OK, I understand that a manufacturer can't support old hardware for ever, but a less-than-two-years-old phone is not "old" hardware. I had expected I'd get to at least Android 6 and hoped to get to 7 before updates stopped. Bad Sony.
When the phone was a little over two years old it developed the nasty habit of suddenly claiming that the battery had reached 0% charge, when a moment or two before it had been at around 50%. The battery is sealed in, so hard to replace -- it also turned out to be quite hard to source.
I managed to get a battery which was said to be new (with "zero charge cycles") but may not have been. I had to heat the back of the phone to soften the glue and prise it open to put the new battery in. This, of course, wrecked the waterproofing, which had been one of my reasons for buying the Sony in the first place (I walk a lot, and sometimes it rains). Nonetheless I carried on using the phone with its old OS until the replacement battery started to display the same sudden discharge behaviour*.
I'd love to buy another Xperia phone, but I won't do so until they make the battery officially user-replaceable, and give some commitment to supporting Android updates for at least (say) three years from the release of the phone.
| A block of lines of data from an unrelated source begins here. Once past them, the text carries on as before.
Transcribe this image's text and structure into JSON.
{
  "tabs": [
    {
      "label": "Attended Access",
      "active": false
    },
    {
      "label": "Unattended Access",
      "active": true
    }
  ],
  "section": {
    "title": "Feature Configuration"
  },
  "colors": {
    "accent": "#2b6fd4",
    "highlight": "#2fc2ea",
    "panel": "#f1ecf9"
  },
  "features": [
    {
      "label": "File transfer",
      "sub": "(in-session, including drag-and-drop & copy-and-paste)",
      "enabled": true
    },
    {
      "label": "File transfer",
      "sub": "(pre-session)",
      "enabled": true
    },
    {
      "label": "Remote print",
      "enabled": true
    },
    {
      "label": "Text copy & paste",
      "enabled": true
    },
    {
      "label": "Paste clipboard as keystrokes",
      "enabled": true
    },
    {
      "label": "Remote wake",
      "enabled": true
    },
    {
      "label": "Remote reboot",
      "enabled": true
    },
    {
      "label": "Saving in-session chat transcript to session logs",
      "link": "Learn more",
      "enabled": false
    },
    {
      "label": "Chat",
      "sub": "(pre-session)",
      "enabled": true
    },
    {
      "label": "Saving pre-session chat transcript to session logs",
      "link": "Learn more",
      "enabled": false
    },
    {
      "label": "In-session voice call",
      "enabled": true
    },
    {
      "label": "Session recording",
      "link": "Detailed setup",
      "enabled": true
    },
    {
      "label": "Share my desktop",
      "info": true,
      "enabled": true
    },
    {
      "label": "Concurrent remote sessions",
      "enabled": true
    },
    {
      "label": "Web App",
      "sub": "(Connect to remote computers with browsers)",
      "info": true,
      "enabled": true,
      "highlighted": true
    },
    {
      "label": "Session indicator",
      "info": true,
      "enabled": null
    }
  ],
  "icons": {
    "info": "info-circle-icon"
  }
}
Oh, I'd like it to be dual-SIM, too ... is that too much to ask?
* I suspect that the battery isn't really dropping from 50% to 0% in a couple of seconds, but that the battery monitoring circuit in the phone is uselessly optimistic until the voltage drops a little under load (because the user has, say, turned the screen on) and then it panics and turns the phone off. Maybe later Xperias have fixed this?